Elbette bu tip sorular ve bunlara verilen yanıtlar çok önemlidir, çünkü bunlara verilen yanıtlar o ülkenin genel kültür politikalarının şekillenmesine neden olur. Buradan yola çıkarak Yeşilçam Sineması’ndan yola çıkarak bir tarihi tespit yapmak yararlı olabilir;

İkinci Dünya Savaşından sonra Hollywood hariç bütün dünyada ulusal sinemaların korunması önemli bir sorun haline gelmişti. Başta batılı ülkeler olmak üzere dünya genelinde ulusal sinemaları korumak için çeşitli önlemler alınmış ve belirli tipte destekler yasalarla düzenlenmişti. Bu anlamda Yeşilçam’daki destek taleplerine karşılık olarak belediyelerin aldıkları rüsum vergisinde yerli filmler lehine bir indirim yapılmıştı. Yeşilçam’da hem sektör hem de sanat yönetmenleri ortak bir talep olarak bütün bu süreçlerin yasallaşmasını ve sektörün desteklenmesini yaklaşık 50 yıl sürekli talep ettiler. Yerli filmlerden alınan vergide yapılan indirim sektörün büyümesine gerçekten çok hızlı etki etmişti. 1990’lı yıllarda ise, bu kez sektörün talepleri yasal bir karşılık buldu, çünkü sinemamız gerçekten can çekişiyordu.
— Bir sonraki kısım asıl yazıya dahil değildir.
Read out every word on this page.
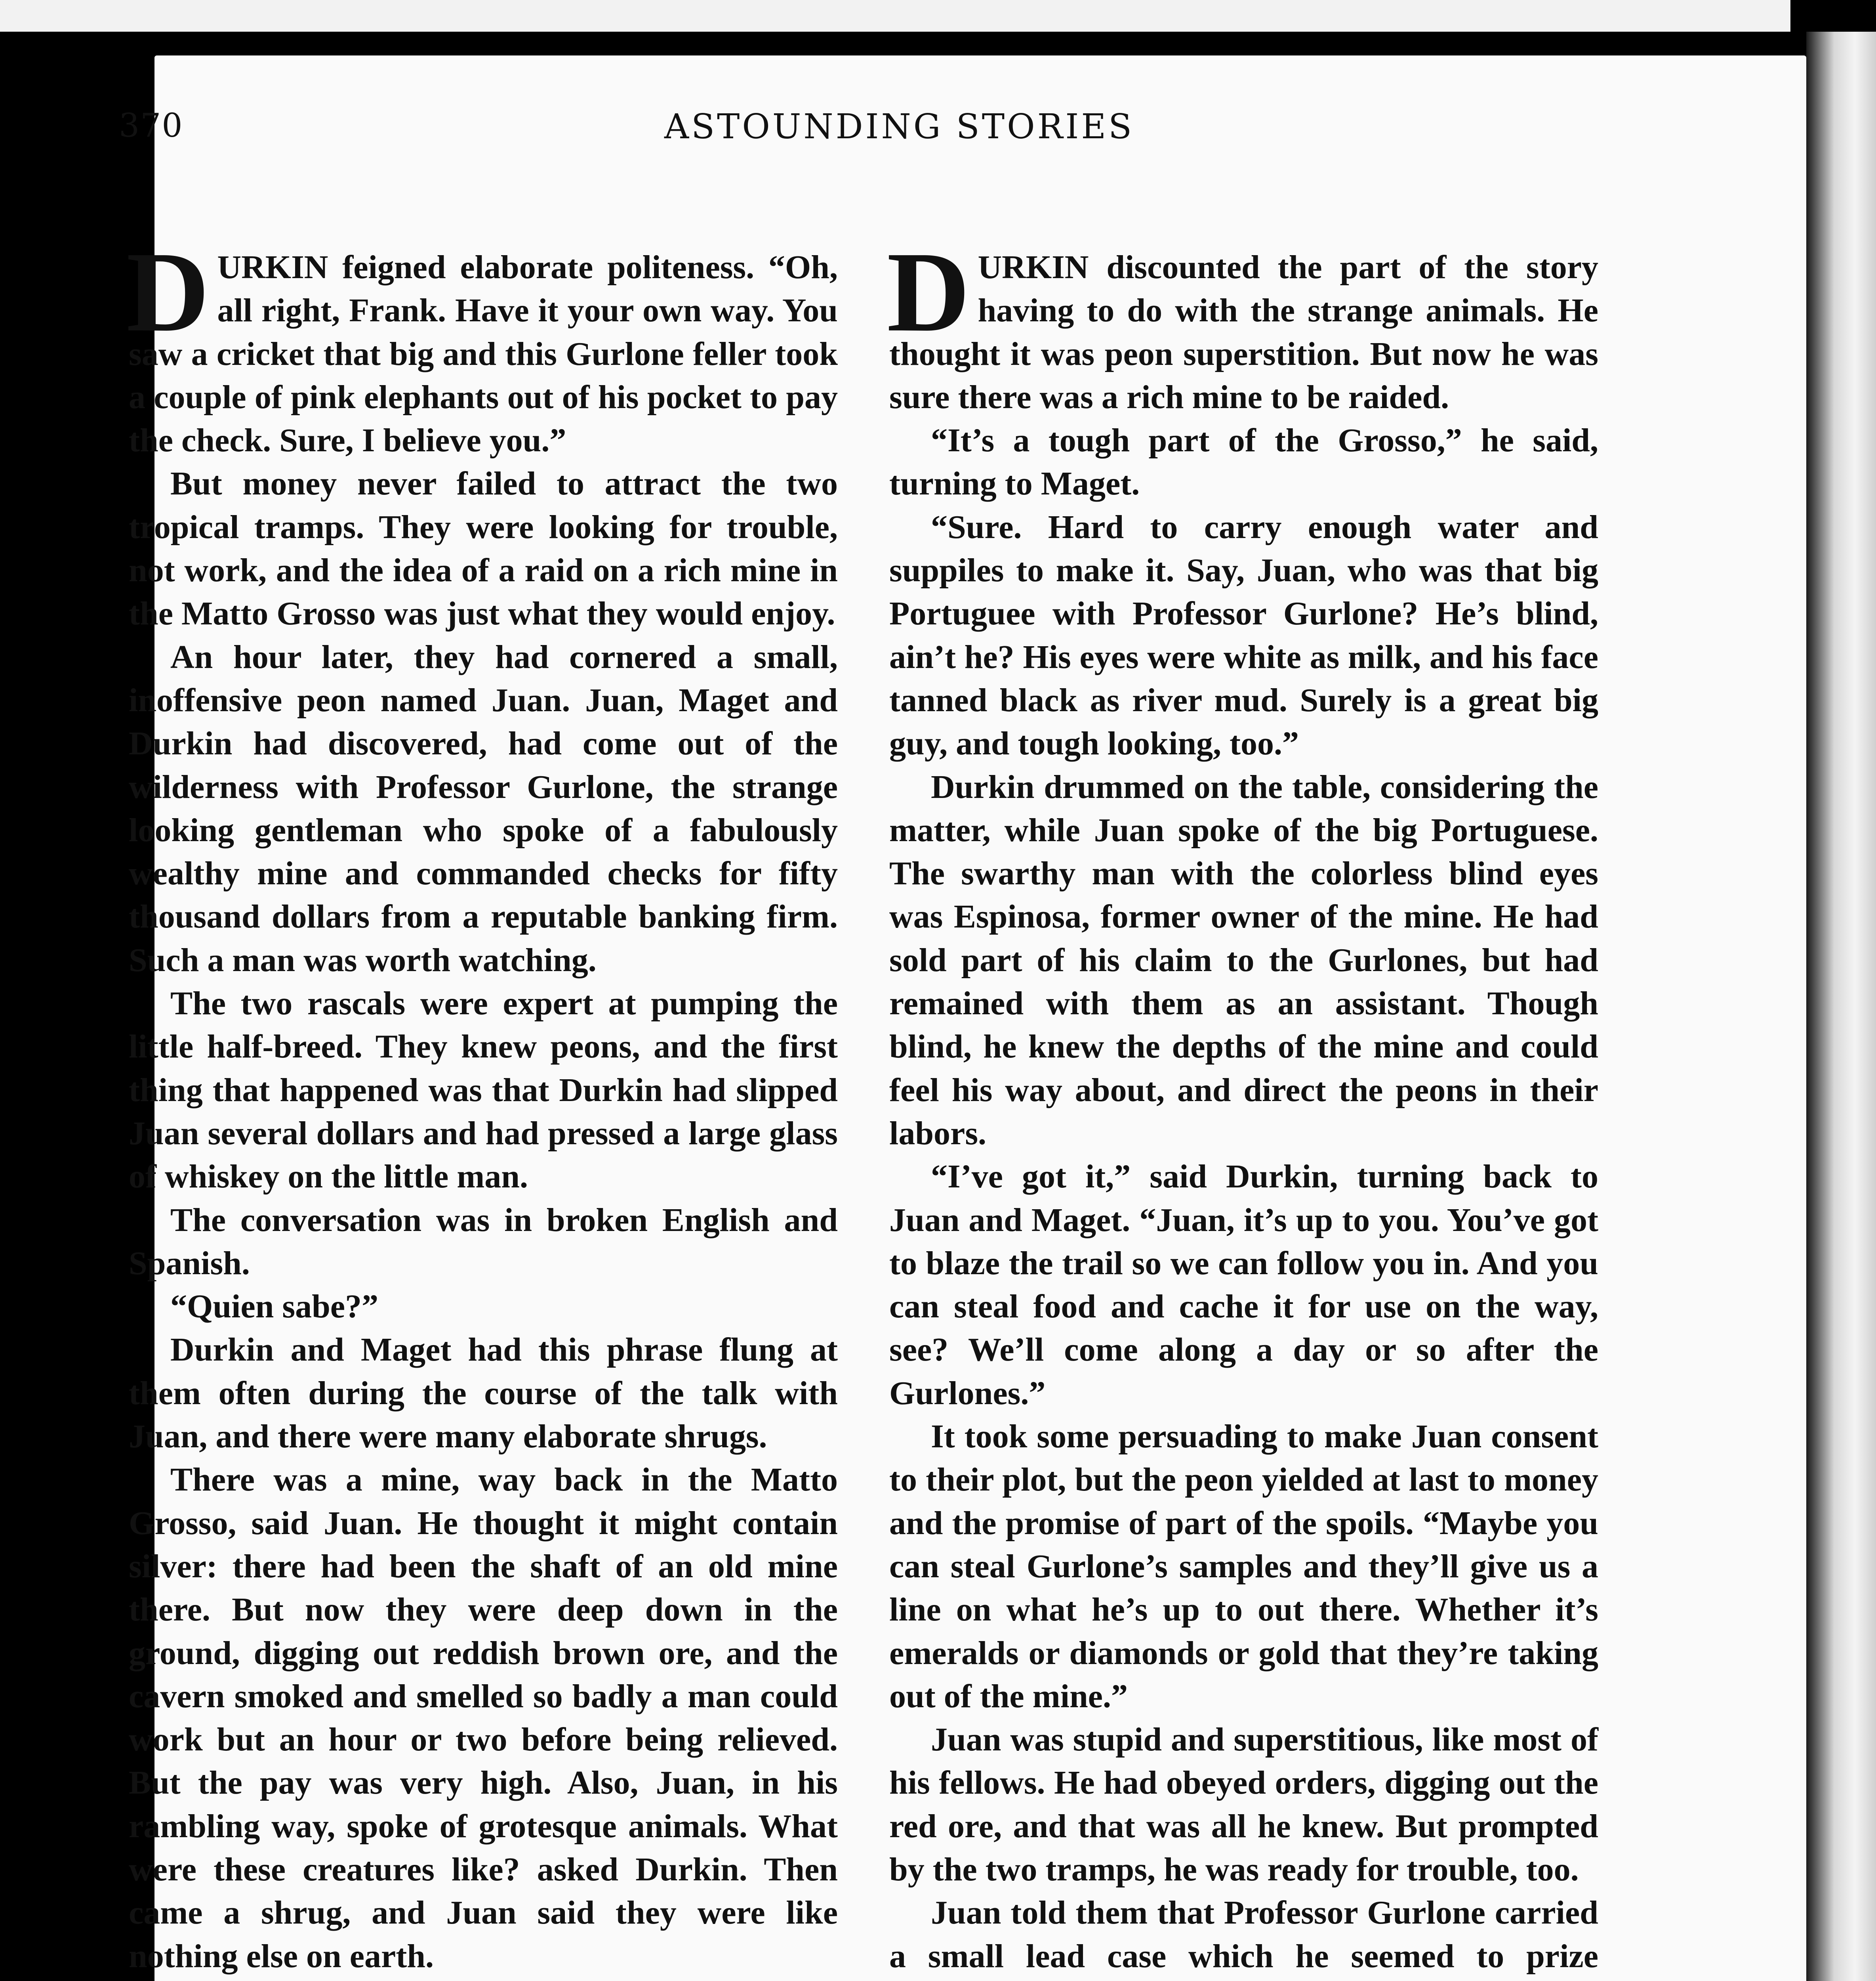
370	ASTOUNDING STORIES

DURKIN feigned elaborate politeness. “Oh, all right, Frank. Have it your own way. You saw a cricket that big and this Gurlone feller took a couple of pink elephants out of his pocket to pay the check. Sure, I believe you.”

But money never failed to attract the two tropical tramps. They were looking for trouble, not work, and the idea of a raid on a rich mine in the Matto Grosso was just what they would enjoy.

An hour later, they had cornered a small, inoffensive peon named Juan. Juan, Maget and Durkin had discovered, had come out of the wilderness with Professor Gurlone, the strange looking gentleman who spoke of a fabulously wealthy mine and commanded checks for fifty thousand dollars from a reputable banking firm. Such a man was worth watching.

The two rascals were expert at pumping the little half-breed. They knew peons, and the first thing that happened was that Durkin had slipped Juan several dollars and had pressed a large glass of whiskey on the little man.

The conversation was in broken English and Spanish.

“Quien sabe?”

Durkin and Maget had this phrase flung at them often during the course of the talk with Juan, and there were many elaborate shrugs.

There was a mine, way back in the Matto Grosso, said Juan. He thought it might contain silver: there had been the shaft of an old mine there. But now they were deep down in the ground, digging out reddish brown ore, and the cavern smoked and smelled so badly a man could work but an hour or two before being relieved. But the pay was very high. Also, Juan, in his rambling way, spoke of grotesque animals. What were these creatures like? asked Durkin. Then came a shrug, and Juan said they were like nothing else on earth.

DURKIN discounted the part of the story having to do with the strange animals. He thought it was peon superstition. But now he was sure there was a rich mine to be raided.

“It’s a tough part of the Grosso,” he said, turning to Maget.

“Sure. Hard to carry enough water and suppiles to make it. Say, Juan, who was that big Portuguee with Professor Gurlone? He’s blind, ain’t he? His eyes were white as milk, and his face tanned black as river mud. Surely is a great big guy, and tough looking, too.”

Durkin drummed on the table, considering the matter, while Juan spoke of the big Portuguese. The swarthy man with the colorless blind eyes was Espinosa, former owner of the mine. He had sold part of his claim to the Gurlones, but had remained with them as an assistant. Though blind, he knew the depths of the mine and could feel his way about, and direct the peons in their labors.

“I’ve got it,” said Durkin, turning back to Juan and Maget. “Juan, it’s up to you. You’ve got to blaze the trail so we can follow you in. And you can steal food and cache it for use on the way, see? We’ll come along a day or so after the Gurlones.”

It took some persuading to make Juan consent to their plot, but the peon yielded at last to money and the promise of part of the spoils. “Maybe you can steal Gurlone’s samples and they’ll give us a line on what he’s up to out there. Whether it’s emeralds or diamonds or gold that they’re taking out of the mine.”

Juan was stupid and superstitious, like most of his fellows. He had obeyed orders, digging out the red ore, and that was all he knew. But prompted by the two tramps, he was ready for trouble, too.

Juan told them that Professor Gurlone carried a small lead case which he seemed to prize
Günümüzde anlamlı bir ilerleme elde edilmiştir; öyle ki Türkiye’de yerli sinema ile yabancı filmler (özellikle Hollywood’unkiler) arasında gişe hâsılasında yerli filmler lehine dünyanın en iyi oranlarına sahip ülkelerden biriyiz.
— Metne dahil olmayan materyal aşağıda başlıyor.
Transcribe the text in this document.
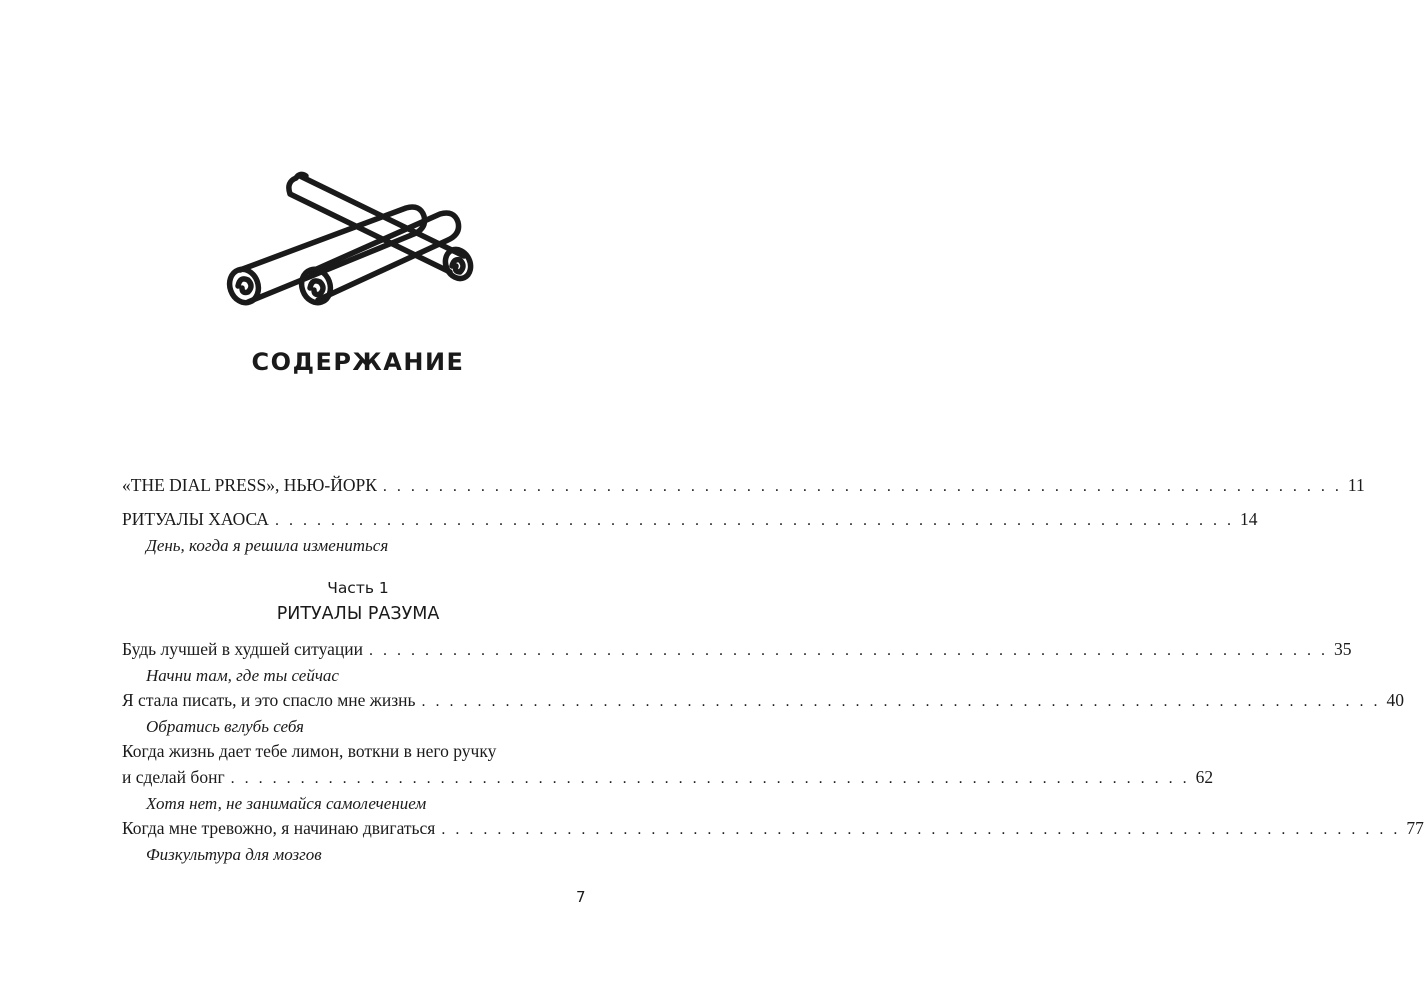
СОДЕРЖАНИЕ
«THE DIAL PRESS», НЬЮ-ЙОРК . . . . . . . . . . . . . . . . . . . . . . . . . . . . . . . . . . . . . . . . . . . . . . . . . . . . . . . . . . . . . . . . . . . . . 11
РИТУАЛЫ ХАОСА . . . . . . . . . . . . . . . . . . . . . . . . . . . . . . . . . . . . . . . . . . . . . . . . . . . . . . . . . . . . . . . . . . . . . 14
День, когда я решила измениться
Часть 1
РИТУАЛЫ РАЗУМА
Будь лучшей в худшей ситуации . . . . . . . . . . . . . . . . . . . . . . . . . . . . . . . . . . . . . . . . . . . . . . . . . . . . . . . . . . . . . . . . . . . . . 35
Начни там, где ты сейчас
Я стала писать, и это спасло мне жизнь . . . . . . . . . . . . . . . . . . . . . . . . . . . . . . . . . . . . . . . . . . . . . . . . . . . . . . . . . . . . . . . . . . . . . 40
Обратись вглубь себя
Когда жизнь дает тебе лимон, воткни в него ручку
и сделай бонг . . . . . . . . . . . . . . . . . . . . . . . . . . . . . . . . . . . . . . . . . . . . . . . . . . . . . . . . . . . . . . . . . . . . . 62
Хотя нет, не занимайся самолечением
Когда мне тревожно, я начинаю двигаться . . . . . . . . . . . . . . . . . . . . . . . . . . . . . . . . . . . . . . . . . . . . . . . . . . . . . . . . . . . . . . . . . . . . . 77
Физкультура для мозгов
7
Buna karşın çok önemli bir tartışma konusu sektöre yapılacak desteklerin kimlere ve hangi tür filmlere yapılacağı konusunda çıkmaktadır. Başta Sinan Çetin olmak üzere bir dizi ticari film yapan ya da yaptıran isimler, ticari başarılarından, ödedikleri vergilerden, yarattıkları iş olanaklarından dem vurup “katma değeri biz yaratıyoruz” ama “desteği onlar alıyorlar” diye bir söylem tutturmuş durumdalar. Aslında 1994 sonrasında da sıklıkla tekrar edilen ve bir basın taramasıyla çok açık bir şekilde görülebilecek olan “sanat filmi-bunalım-toplumdan uzaklık-kişisel tatmin-halktan uzaklık…” gibi terimler arasında bağ kuran yaklaşımın bu temsilcileri günümüzde çok daha baskın durumdalar. Karşılarında ise sanat sinemasının kolektif bir tepki göstermemesi, bu konuda gerçekten emek veren insanlarla uyumlu etkileşimin sağlanamaması varolan dengeleri altüst edecek boyuta ulaşmış durumda.

Dünya geneli incelendiğinde yukarıdaki sorulara yalın bir karşılık bulunuyor; “desteklenecek sektörün bileşenleri ve sanatçıların seçiminde temel soru şudur; destek kamu yararına göre yapılır”. Bu genel ilkeyi belirttikten sonra şunu sorabiliriz, günümüz sinemasında hangi kurumlar ve sanatçıların eserleri kamu yararınadır ve hangi eserler kamuyu, halkımızı ve ülkemizi temsil etme yetisine sahiptirler?